Monsieur Ferkioui me raconte qu’il a perdu de vue tous ses amis avec qui il avait appris la musique. Donc je décide de partir à la recherche de ces musiciens, au départ juste pour mettre en contact le miroitier avec ses amis, et non pour faire un film. Mais c’est en rencontrant ces musiciens que je me suis dit qu’il y avait une très belle histoire à raconter et à porter à l’écran.
Concrètement, ça s’est passé comment ?
J’ai commencé à chercher des producteurs et des réalisateurs. Malheureusement, tout le monde trouvait l’idée magnifique mais trop chère à réaliser. Ça n’était pas assez commercial, trop compliqué. C’est comme ça que je me suis retrouvée à le faire moi-même !
J’ai donc vendu ma maison, hypothéqué certains biens, et j’ai mis une première somme d’argent pour avancer le projet. Et à partir de là, j’ai commencé à avoir des images et les gens se sont mis à croire dans le projet et à suivre l’aventure.
Pourquoi le chaâbi a-t-il été autant oublié ?
Au départ, sous la colonisation française, les riches familles « indigènes » privilégiaient l’andalous.

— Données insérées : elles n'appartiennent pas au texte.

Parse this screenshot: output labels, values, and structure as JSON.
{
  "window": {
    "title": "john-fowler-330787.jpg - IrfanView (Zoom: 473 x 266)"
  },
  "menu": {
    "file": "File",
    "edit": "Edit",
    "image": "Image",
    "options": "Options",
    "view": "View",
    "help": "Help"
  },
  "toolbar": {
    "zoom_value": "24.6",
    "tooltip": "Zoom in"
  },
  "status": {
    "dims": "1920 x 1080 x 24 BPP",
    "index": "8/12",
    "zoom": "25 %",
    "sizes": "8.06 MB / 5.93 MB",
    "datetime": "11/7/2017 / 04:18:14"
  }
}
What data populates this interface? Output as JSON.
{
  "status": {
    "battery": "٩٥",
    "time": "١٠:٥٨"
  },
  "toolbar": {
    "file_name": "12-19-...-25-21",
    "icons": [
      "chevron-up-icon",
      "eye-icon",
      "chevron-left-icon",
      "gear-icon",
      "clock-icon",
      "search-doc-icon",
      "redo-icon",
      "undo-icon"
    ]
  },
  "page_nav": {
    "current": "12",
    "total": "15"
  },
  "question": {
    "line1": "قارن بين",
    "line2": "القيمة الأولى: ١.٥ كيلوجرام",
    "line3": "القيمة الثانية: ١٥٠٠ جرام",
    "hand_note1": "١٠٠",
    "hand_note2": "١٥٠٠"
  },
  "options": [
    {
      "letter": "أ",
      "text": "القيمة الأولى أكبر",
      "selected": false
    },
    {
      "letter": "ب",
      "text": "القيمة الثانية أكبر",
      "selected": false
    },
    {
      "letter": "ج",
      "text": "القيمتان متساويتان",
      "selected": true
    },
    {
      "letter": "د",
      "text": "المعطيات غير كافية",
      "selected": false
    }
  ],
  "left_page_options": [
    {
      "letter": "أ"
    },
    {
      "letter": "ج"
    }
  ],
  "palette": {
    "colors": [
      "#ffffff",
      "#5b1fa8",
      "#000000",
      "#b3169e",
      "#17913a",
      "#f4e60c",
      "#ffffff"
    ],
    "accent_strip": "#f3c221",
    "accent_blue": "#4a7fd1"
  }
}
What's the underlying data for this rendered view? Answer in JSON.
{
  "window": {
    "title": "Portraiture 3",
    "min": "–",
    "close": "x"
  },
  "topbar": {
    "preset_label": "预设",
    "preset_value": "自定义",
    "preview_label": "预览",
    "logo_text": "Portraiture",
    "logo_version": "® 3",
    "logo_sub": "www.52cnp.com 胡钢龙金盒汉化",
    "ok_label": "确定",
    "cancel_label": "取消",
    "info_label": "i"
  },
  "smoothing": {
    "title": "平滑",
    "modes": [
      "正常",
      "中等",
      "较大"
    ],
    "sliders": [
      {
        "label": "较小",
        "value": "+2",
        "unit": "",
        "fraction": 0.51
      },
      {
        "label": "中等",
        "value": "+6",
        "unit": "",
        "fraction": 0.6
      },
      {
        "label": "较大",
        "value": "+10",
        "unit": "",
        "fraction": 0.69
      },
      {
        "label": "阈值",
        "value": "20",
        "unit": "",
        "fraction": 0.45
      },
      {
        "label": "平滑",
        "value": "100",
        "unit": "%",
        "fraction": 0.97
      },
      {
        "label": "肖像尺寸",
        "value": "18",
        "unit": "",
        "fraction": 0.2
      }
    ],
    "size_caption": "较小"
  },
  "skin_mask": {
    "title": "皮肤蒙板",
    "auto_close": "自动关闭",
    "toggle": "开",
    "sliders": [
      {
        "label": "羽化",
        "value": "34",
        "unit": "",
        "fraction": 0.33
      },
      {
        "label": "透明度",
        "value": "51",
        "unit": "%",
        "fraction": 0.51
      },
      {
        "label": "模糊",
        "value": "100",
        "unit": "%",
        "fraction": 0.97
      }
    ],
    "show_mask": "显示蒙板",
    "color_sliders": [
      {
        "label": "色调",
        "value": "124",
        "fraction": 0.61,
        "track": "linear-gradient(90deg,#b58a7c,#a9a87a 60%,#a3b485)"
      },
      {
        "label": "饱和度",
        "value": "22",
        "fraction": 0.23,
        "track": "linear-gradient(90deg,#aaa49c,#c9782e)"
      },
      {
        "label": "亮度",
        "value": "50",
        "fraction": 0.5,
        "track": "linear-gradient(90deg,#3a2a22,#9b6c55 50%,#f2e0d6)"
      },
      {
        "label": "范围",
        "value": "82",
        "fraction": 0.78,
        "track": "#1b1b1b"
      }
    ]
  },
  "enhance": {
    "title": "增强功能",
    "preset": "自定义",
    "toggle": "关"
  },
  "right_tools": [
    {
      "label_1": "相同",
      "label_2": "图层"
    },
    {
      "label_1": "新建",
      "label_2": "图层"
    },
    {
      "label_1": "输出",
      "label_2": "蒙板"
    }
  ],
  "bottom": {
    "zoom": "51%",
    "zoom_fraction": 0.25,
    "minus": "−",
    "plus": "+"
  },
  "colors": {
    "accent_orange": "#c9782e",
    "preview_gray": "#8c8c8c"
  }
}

Le chaâbi, c’était la musique populaire, la musique des pauvres quartiers de la Casbah. Ensuite avec l’indépendance, cet état de fait est demeuré. Encore actuellement, peu d’associations culturelles algériennes promeuvent cette musique, contrairement à l’andalous, et c’est dommage. Mais paradoxalement, le fait que cette musique n’ait pas été récupérée l’a préservée d’un certain académisme musical. Le chaâbi est une musique qui a besoin de l’improvisation, de la liberté pour s’épanouir.
Peut-on dire que l’histoire du chaâbi se confond parfaitement avec celle de l’Algérie ?
Oui bien sûr. Le chaâbi est avant tout une musique des quartiers populaires d’Alger et surtout de la Casbah C’est la musique des échoppes, des coiffeurs, des dockers, du petit peuple algérois. Mais avec ce film, il s’agit d’entendre une autre histoire de l’Algérie, une histoire qui ne sera pas officielle. Par exemple, j’ai découvert que le chaâbi a eu son rôle dans la guerre avec ses chansons codées qui appelaient à l’indépendance de l’Algérie. L’Algérie s’est construite sur des influences multiples ; elle est plurielle, le chaâbi est à son image.